Comparative analysis demonstrates that the S-BiLSTM model exhibits superior performance in porosity prediction, achieving higher precision and accuracy relative to conventional RNN and LSTM networks. Practical application of the model in a southwestern Chinese oil and gas field yielded promising results, with the S-BiLSTM predictions demonstrating superior accuracy and reliability when compared against cross-plot analysis, Support Vector Machine (SVM) methods, and actual logging data. Such reliable porosity predictions can further support operational decisions in drilling by helping identify areas with more favorable reservoir conditions to optimize target selection. Beyond prediction accuracy, computational efficiency is another critical factor for engineering application of the model. According to the training time presented in Table 6, the S-BiLSTM model exhibits higher computational efficiency than RNN and LSTM models under the current dataset.

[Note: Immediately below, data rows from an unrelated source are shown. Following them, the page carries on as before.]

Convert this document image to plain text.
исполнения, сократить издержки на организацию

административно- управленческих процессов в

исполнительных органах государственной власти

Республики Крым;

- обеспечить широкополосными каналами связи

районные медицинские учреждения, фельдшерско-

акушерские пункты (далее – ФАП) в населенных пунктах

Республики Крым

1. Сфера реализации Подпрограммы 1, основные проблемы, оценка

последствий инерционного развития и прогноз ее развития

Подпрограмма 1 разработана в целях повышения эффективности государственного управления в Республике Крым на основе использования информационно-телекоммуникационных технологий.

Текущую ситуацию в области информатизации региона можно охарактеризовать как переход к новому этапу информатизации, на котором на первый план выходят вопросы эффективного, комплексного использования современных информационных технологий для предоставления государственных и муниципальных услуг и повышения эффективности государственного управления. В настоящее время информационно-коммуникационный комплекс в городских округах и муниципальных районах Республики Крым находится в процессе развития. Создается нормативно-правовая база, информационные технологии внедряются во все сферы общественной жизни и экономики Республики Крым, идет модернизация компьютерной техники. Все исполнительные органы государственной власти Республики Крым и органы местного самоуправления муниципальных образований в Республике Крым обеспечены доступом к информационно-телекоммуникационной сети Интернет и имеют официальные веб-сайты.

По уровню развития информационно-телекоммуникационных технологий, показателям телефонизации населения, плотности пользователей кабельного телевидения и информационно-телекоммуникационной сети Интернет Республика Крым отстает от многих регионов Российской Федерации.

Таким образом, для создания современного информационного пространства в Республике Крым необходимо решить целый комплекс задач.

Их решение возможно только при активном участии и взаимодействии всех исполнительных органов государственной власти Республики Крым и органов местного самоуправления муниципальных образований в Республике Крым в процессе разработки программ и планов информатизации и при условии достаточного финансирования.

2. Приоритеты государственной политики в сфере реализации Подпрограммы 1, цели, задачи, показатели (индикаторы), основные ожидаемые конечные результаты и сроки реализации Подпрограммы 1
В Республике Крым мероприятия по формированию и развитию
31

However, its stacked bidirectional LSTM layers and attention mechanism may lead to increased computational costs when handling larger-scale or higher-dimensional datasets. While this framework has demonstrated strong porosity prediction performance with real field data, it is worth noting that the synthetic data generated through petrophysical modeling may not fully capture the differences in petrophysical properties of Longmaxi Formation shale induced by varying burial depths and may further fail to reflect the random micro-fracture distribution observed in actual logging data. A key direction for future research will be to integrate core data from different well depths with synthetic data to optimize the petrophysical model; we will further test the S-BiLSTM model on reservoirs with different lithologies to verify its generalization capability across diverse geological settings and plan to combine this model with real-time logging or seismic data to enhance its applicability in dynamic reservoir evaluation processes. The S-BiLSTM model’s generalization capability stems from its powerful feature learning mechanisms. These mechanisms include the stacked bidirectional LSTM structure and the attention mechanism, which enable the model to capture complex patterns and relationships in data. This advantage further makes the model show promising effectiveness on other datasets. To further enhance this generalization capability, more diverse datasets can be explored, and the model’s architecture and hyperparameters can be continuously optimized based on the features of new data.

Conclusions

The stacked bidirectional LSTM neural network prediction method based on petrophysical driving proposed in this paper offers a novel approach for predicting reservoir physical property parameters. Validated in the oilfield application in southwest China, it supports operational decisions in drilling by helping identify areas with more favorable reservoir conditions and thus optimizes target selection. The S-BiLSTM model achieves a porosity prediction accuracy of 92.19% which is 7.81% higher than that of the LSTM model and 14.06% higher than that of the RNN model. It maintains high accuracy under noisy data with 82.81% accuracy at a signal-to-noise ratio of 10dB and 76.12% accuracy at a signal-to-noise ratio of 1dB. Compared with the cross-plot method it reduces the mean absolute error by 0.0032 and improves predictive accuracy by 8.44% and compared with the support vector machine it reduces the mean absolute error by 0.0016 and improves predictive accuracy by 5.37%. It demonstrates good applicability and also shows broad prospects.